II. The Gospel of Christ is the ‘Gospel of God.’

This form of the expression, though by no means so frequent as the other, is found throughout Paul’s epistles, thrice in the earliest-Thessalonians [1 Thessalonians 2:8], once in the great Epistle to the Romans [Romans 1:1], once in Corinthians [2 Corinthians 11:7], and once in a modified form in the pathetic letter from the dungeon, which the old man addressed to his ‘son Timothy’ [1 Timothy 1:11]. It is also found in the writings of Peter [1 Peter 4:17]. In all these cases the phrase, ‘the gospel of God,’ may mean the gospel which has God for its author or origin, but it seems rather to mean ‘which has God for its subject.’

It was, as we saw, mainly designated as the good news about Jesus Christ, but it is also the good news about God. So in one and the same set of facts we have the history of Jesus and the revelation of God. They are not only the biography of a man, but they are the unveiling of the heart of God. These Scripture writers take it for granted that their readers will understand that paradox, and do not stop to explain how they change the statement of the subject matter of their message, in this extraordinary fashion, between their Master who had lived and died on earth, and the Unseen Almightiness throned above all heavens. How comes that to be?

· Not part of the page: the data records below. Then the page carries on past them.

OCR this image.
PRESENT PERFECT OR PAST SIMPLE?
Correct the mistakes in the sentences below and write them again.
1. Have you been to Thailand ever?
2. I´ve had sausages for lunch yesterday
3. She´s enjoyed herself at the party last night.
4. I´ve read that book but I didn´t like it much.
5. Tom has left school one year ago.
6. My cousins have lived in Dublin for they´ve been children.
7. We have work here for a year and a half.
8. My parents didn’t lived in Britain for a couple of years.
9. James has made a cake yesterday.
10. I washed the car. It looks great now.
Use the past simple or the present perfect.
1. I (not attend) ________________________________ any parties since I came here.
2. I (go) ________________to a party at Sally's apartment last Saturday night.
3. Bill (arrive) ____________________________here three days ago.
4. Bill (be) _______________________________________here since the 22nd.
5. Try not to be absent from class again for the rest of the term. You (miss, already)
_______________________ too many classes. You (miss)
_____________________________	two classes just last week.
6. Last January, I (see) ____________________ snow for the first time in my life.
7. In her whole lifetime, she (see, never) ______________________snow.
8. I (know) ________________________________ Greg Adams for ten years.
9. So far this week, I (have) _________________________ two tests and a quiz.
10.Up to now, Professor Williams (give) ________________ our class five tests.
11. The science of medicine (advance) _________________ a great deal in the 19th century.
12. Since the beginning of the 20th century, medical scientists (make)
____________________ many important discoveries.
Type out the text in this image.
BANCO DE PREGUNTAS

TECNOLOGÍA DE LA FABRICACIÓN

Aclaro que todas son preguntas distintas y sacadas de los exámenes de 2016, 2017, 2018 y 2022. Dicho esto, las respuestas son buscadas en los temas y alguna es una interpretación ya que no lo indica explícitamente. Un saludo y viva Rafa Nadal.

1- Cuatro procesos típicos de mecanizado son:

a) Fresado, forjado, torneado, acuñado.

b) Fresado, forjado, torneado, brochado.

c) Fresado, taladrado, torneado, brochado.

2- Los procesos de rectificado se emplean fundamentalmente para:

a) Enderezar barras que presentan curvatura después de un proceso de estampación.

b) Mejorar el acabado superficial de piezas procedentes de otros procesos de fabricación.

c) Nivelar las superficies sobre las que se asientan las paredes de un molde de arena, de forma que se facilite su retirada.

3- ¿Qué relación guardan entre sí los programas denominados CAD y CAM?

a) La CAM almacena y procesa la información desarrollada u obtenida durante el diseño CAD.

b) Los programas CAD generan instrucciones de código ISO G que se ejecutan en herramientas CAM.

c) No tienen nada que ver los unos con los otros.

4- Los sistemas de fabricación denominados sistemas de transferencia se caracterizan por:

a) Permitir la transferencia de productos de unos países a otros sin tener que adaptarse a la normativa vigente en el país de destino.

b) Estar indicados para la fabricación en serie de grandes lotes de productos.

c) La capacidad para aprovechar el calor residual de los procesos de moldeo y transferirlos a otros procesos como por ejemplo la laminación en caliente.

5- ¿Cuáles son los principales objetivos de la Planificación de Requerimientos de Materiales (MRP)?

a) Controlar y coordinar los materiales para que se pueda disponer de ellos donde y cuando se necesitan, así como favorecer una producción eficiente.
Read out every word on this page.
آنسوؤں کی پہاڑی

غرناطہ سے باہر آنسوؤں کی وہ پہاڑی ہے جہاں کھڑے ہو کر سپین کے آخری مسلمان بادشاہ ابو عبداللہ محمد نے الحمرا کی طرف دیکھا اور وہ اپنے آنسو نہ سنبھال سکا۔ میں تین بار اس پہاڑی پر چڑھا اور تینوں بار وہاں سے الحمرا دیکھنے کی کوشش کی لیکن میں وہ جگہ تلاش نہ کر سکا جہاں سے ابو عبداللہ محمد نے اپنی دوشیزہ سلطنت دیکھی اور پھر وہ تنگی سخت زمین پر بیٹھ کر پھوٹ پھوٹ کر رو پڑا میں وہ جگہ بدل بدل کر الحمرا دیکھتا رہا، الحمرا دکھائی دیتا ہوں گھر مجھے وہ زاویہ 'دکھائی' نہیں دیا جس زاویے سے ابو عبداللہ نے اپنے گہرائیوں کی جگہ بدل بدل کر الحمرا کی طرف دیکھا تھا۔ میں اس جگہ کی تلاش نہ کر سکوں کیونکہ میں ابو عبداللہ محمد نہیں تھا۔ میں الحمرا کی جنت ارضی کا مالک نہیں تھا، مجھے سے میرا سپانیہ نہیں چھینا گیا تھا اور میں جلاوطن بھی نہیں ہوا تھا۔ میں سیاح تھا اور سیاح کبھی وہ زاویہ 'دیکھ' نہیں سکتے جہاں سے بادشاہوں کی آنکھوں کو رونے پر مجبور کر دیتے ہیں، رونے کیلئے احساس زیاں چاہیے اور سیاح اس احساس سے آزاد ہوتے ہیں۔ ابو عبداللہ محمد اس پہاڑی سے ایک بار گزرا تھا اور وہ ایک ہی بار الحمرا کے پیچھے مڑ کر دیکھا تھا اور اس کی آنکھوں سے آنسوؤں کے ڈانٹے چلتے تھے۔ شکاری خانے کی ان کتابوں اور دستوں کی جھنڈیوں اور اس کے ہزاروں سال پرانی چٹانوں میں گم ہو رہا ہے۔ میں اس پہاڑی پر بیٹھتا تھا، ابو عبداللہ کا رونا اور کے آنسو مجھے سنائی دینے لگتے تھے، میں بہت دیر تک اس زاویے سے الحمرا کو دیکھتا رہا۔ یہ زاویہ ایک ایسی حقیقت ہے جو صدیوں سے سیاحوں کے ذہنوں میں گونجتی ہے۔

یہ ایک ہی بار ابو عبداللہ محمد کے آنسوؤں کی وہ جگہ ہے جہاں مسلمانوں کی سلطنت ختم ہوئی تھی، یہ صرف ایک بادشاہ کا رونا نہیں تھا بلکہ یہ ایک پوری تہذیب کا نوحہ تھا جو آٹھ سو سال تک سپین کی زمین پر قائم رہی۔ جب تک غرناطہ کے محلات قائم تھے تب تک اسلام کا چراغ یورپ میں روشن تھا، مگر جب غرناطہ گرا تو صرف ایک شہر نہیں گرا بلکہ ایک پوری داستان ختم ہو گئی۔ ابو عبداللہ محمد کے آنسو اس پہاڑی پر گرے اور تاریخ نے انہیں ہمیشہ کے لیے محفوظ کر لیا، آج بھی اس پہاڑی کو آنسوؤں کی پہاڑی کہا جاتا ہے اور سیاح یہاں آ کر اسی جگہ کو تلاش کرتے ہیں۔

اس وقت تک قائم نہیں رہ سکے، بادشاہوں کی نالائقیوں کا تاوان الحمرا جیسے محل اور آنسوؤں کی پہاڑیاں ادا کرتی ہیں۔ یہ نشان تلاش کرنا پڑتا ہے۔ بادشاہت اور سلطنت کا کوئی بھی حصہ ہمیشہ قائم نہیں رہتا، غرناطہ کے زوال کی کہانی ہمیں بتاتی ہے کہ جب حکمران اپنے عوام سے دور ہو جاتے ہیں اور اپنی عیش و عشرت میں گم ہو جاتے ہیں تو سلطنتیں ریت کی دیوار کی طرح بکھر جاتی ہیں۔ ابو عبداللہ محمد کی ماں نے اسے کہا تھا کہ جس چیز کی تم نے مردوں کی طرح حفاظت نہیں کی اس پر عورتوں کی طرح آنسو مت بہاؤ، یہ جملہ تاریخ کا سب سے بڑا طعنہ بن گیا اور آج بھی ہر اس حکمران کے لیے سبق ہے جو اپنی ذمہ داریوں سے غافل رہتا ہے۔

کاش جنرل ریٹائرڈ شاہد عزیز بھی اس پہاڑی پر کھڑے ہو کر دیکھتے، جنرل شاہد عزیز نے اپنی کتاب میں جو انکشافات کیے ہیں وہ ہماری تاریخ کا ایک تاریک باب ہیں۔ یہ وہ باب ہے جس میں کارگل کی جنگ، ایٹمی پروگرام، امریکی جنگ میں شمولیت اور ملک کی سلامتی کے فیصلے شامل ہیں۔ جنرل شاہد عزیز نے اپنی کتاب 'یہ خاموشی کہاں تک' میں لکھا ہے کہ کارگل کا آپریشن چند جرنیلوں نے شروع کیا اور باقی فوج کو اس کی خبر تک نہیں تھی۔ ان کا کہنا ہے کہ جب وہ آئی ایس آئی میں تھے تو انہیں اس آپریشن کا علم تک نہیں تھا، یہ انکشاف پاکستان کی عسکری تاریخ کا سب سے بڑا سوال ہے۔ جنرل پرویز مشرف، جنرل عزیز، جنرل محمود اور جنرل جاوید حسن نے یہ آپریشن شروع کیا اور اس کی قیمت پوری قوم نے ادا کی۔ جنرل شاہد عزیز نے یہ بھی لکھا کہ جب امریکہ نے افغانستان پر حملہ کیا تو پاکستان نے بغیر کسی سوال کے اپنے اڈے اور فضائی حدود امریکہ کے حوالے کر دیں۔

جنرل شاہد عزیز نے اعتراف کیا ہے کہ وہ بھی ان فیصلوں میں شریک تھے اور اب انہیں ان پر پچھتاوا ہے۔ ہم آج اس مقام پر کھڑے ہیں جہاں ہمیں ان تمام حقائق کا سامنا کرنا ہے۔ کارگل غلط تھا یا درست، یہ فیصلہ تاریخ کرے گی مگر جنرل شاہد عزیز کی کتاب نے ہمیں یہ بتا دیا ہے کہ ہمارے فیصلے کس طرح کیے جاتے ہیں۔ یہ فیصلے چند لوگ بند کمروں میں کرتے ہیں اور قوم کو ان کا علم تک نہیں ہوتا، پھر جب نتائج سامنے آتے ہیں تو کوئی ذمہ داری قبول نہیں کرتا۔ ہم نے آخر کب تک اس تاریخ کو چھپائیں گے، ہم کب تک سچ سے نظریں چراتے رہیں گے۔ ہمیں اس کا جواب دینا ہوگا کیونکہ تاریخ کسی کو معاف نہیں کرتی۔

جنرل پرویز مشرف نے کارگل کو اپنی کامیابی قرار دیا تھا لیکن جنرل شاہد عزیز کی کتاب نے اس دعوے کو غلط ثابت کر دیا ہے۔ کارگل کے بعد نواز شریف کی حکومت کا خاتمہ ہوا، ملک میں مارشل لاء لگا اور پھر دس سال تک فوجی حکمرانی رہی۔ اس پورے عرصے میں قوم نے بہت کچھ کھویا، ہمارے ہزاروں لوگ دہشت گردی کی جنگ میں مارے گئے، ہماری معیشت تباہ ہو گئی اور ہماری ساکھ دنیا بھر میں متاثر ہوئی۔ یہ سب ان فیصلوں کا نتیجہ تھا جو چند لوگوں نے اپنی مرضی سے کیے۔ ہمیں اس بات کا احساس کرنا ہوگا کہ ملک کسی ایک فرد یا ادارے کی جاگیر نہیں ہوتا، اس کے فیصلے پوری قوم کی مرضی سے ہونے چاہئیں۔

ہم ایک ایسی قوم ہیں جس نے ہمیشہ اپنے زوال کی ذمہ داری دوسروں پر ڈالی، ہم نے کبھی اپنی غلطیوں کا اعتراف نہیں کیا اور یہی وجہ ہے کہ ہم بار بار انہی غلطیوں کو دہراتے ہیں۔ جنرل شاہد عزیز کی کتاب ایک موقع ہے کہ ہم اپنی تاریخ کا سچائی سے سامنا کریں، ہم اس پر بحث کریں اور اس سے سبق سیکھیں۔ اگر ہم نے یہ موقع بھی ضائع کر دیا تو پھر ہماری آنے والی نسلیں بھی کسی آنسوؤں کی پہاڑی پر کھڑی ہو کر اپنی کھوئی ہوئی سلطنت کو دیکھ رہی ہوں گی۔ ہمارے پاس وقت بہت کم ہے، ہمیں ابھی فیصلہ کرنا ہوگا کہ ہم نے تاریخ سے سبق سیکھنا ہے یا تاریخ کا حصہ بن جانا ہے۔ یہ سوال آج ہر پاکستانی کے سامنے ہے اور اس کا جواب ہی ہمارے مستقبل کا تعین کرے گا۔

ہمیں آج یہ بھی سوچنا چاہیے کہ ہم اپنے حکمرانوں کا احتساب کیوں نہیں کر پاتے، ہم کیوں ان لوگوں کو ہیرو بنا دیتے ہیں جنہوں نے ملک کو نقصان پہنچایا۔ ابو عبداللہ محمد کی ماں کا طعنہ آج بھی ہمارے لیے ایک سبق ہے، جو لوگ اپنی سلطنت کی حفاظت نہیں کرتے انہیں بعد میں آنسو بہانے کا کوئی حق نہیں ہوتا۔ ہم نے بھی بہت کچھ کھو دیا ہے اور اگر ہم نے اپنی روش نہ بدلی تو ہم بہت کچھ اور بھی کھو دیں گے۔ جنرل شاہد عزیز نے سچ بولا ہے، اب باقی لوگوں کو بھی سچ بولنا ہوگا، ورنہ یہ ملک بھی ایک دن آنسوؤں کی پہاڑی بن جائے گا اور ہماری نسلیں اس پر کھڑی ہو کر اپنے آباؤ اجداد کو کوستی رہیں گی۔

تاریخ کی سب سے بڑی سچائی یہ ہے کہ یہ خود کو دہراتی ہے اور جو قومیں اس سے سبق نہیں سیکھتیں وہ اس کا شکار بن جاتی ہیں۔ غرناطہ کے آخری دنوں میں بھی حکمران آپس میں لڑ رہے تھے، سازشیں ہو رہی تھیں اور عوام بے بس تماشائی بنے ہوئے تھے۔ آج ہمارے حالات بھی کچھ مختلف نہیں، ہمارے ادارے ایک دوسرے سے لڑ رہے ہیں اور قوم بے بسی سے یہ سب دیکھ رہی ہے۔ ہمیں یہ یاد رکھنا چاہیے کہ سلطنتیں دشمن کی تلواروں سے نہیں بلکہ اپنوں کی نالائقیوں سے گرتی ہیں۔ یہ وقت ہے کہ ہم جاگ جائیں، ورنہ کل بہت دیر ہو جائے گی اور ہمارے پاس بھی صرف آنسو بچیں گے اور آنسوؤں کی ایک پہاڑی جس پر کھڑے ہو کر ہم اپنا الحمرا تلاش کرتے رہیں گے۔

It is not that the gospel has two subjects, one of which is the matter of one portion, and the other of another. It does not sometimes speak of Christ, and sometimes rise to tell us of God. It is always speaking of both, and when its subject is most exclusively the man Christ Jesus, it is then most chiefly the Father God. How comes that to be? Surely this unconscious shifting of the statement of their theme, which these writers practise as a matter of course, shows us how deeply the conviction had stamped itself on their spirits, ‘He that hath seen Me hath seen the Father,’ and how the point of view from which they had learned to look on all the sweet and wondrous story of their Master’s life and death, was that of a revelation of the deepest heart of God.

And so must we look on that whole career, from the cradle to the cross, from Calvary to Olivet, if we are to know its deepest tenderness and catch its gladdest notes. That such a man has lived and died is beautiful, and the portrait will hang for ever as that of the fairest of the children of men. But that in that life and death we have our most authentic knowledge of what God is, and that all the pity and truth, the gentleness and the brotherliness, the tears and the self-surrender, are a revelation to us of God; and that the cross, with its awful sorrow and its painful death, tells us not only how a man gave himself for those whom he loved, but how God loves the world and how tremendous is His law-this is good news of God indeed. We have to look for our truest knowledge of Him not in the majesties of the starry heavens, nor in the depths of our own souls, not in the scattered tokens of His character given by the perplexed order of the world, nor in the intuitions of the wise, but in the life and death of His Son, whose tears are the pity of God as well as the compassion of a man, and in whose life and death the whole world may behold ‘the brightness of His glory and the express image of His person,’ and be delivered from all their fears of an angry, and all their doubts of an unknown, God.

There is a double modification of this phrase. We hear of ‘the gospel of the grace of God’ and ‘the gospel of the glory of God,’ which latter expression, rendered in the English version misleadingly ‘the glorious gospel,’ is given in its true shape in the Revised Version. The great theme of the message is further defined in these two noteworthy forms. It is the tender love of God in exercise to lowly creatures who deserve something else that the gospel is busy in setting forth, a love which flows forth unbought and unmotived save by itself, like some stream from a hidden lake high up among the pure Alpine snows. The story of Christ’s work is the story of God’s rich, unmerited love, bending down to creatures far beneath, and making a radiant pathway from earth to heaven, like the sevenfold rainbow. It is so, not merely because this mission is the result of God’s love, but also because His grace is God’s grace, and therefore every act of Christ which speaks His own tenderness is therein an apocalypse of God.